Не девица, а кобра какая-то.

— Как вас зовут? — спросил полисмен.

— Видите ли, вы не будете, так сказать, против, если я не назову вам своего имени, потому что…

— Дело ваше. Вам придётся назвать его мировому судье.

— Ох, нет, знаете ли, будь оно неладно!

— Пройдёмте со мной.

— Но послушайте, правда, я ведь старый друг семьи, и всё такое. Убей меня бог, вспомнил! В гостиной есть моя фотография. Вот, теперь сами убедитесь!

— Да, если она там есть.

— Я никогда её там не видела, — заявила служанка.

Я определённо возненавидел эту девицу.

— Вы бы её видели, если бы добросовестно вытирали пыль, — сурово сказал я. Мне хотелось её как следует проучить, разрази меня гром!

— В обязанности служанки не входит вытирать пыль в гостиной. — Она высокомерно фыркнула.

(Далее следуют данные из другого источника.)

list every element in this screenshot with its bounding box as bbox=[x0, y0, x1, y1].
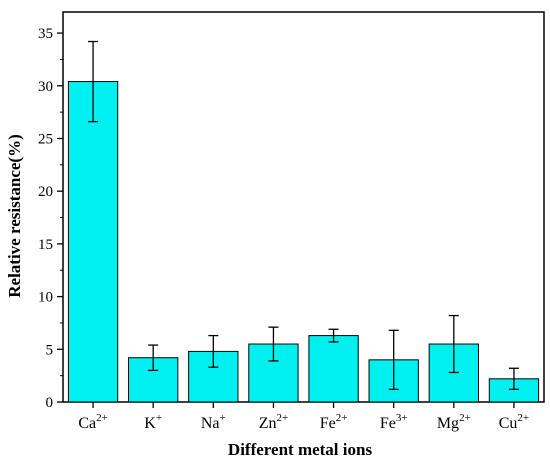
x-tick-label: Fe3+ bbox=[380, 412, 408, 432]
x-tick-label: Na+ bbox=[201, 412, 226, 432]
x-tick-label: Fe2+ bbox=[320, 412, 348, 432]
y-axis-title: Relative resistance(%) bbox=[5, 134, 24, 298]
plot-frame bbox=[62, 11, 545, 403]
bar bbox=[308, 335, 359, 403]
y-tick-label: 35 bbox=[38, 26, 53, 42]
bar bbox=[67, 81, 119, 403]
x-tick-label: Mg2+ bbox=[437, 412, 471, 432]
x-tick-label: Cu2+ bbox=[499, 412, 529, 432]
y-tick-label: 0 bbox=[46, 395, 54, 411]
y-tick-label: 20 bbox=[38, 184, 53, 200]
plot-area: 0 5 10 15 20 25 30 35 Ca2+ K+ Na+ Zn2+ Fe2+ Fe3+ Mg2+ C… bbox=[38, 11, 545, 432]
y-tick-label: 25 bbox=[38, 131, 53, 147]
y-tick-label: 5 bbox=[46, 342, 54, 358]
y-tick-label: 30 bbox=[38, 79, 53, 95]
x-tick-label: Ca2+ bbox=[78, 412, 108, 432]
x-axis-title: Different metal ions bbox=[228, 440, 373, 459]
y-tick-label: 10 bbox=[38, 290, 53, 306]
y-tick-label: 15 bbox=[38, 237, 53, 253]
x-tick-label: Zn2+ bbox=[259, 412, 289, 432]
x-tick-label: K+ bbox=[144, 412, 162, 432]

— Да, — с горечью сказал я, — наверное, в обязанности служанки входит всюду рыскать, за всеми подглядывать, совать свой нос куда не надо и вообще, э-э-э, терять время, прохлаждаясь в саду с полисменами, вместо того чтобы заниматься своими делами.

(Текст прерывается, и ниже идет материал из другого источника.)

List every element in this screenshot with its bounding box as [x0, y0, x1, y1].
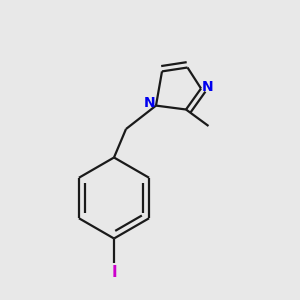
Text: I: I [111, 265, 117, 280]
Text: N: N [144, 96, 156, 110]
Text: N: N [202, 80, 213, 94]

— В обязанности служанки входит открывать входную дверь посетителям. Тем, которые не лазят в окна.

Я почувствовал, что проигрываю спор, и решил её умиротворить.

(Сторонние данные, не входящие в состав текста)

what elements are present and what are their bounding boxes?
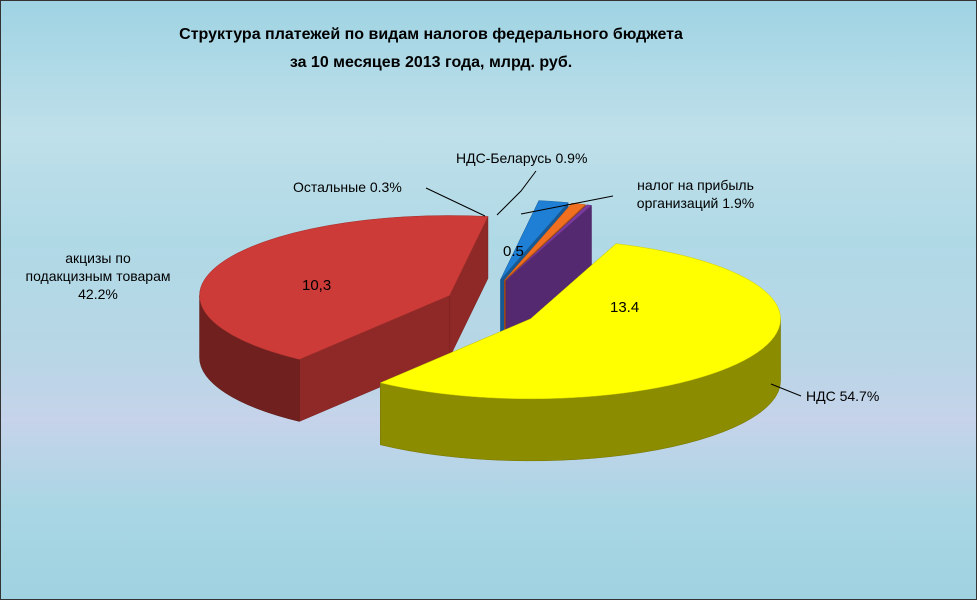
slice [199, 215, 489, 360]
data-label: налог на прибыль организаций 1.9% [613, 176, 778, 212]
percent-label: 0.3% [369, 179, 402, 195]
chart-title: Структура платежей по видам налогов феде… [179, 26, 683, 71]
category-name: налог на прибыль организаций [636, 177, 754, 211]
slice [500, 200, 569, 280]
slice [379, 243, 781, 400]
amount-label: 10,3 [302, 277, 332, 294]
percent-label: 0.9% [555, 150, 588, 166]
category-name: НДС [806, 388, 836, 404]
data-label: НДС-Беларусь 0.9% [456, 149, 587, 167]
leader-line [520, 195, 614, 215]
category-name: Остальные [293, 179, 366, 195]
data-label: акцизы по подакцизным товарам 42.2% [3, 249, 193, 303]
amount-label: 0.5 [503, 243, 524, 260]
percent-label: 54.7% [839, 388, 880, 404]
data-label: Остальные 0.3% [293, 178, 402, 196]
leader-line [496, 170, 537, 216]
percent-label: 1.9% [722, 195, 755, 211]
category-name: НДС-Беларусь [456, 150, 552, 166]
leader-line [425, 187, 486, 217]
data-label: НДС 54.7% [806, 387, 879, 405]
percent-label: 42.2% [78, 286, 118, 302]
leader-line [770, 383, 802, 397]
slice [504, 202, 587, 281]
category-name: акцизы по подакцизным товарам [25, 250, 171, 284]
slice [505, 204, 593, 281]
amount-label: 13.4 [610, 299, 640, 316]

— Дорогуша, — сказал я, — давайте не будем опускаться до вульгарной ссоры. Я лишь пытаюсь вам втолковать, что в гостиной имеется моя фотография, и хотя я не знаю, кто стирает с неё пыль, она, надеюсь, докажет всем и каждому, что я являюсь старым другом семьи. Вы согласны, сержант?

— Да, если она там имеется.

— Конечно, имеется. Можете не сомневаться, что имеется.

— Что ж, пойдём посмотрим.

— Вот это по-мужски, дорогой мой полисмен, — одобрительно сказал я.

* * *

Гостиная находилась на первом этаже, а моя фотография стояла на столике у камина. Только, надеюсь, вы поймёте меня правильно, её там не было. Я хочу сказать, камин стоял на месте, и столик стоял на месте, но моей фотографии и след простыл. Фотография Бинго — да. Фотография его дяди, лорда Биттлхэма, — вне всяких сомнений. Фотография миссис Бинго, три четверти, с нежной улыбкой на устах, — безусловно. Но фотография, хотя бы отдалённо напоминающая Бертрама Вустера, — нет и ещё раз нет.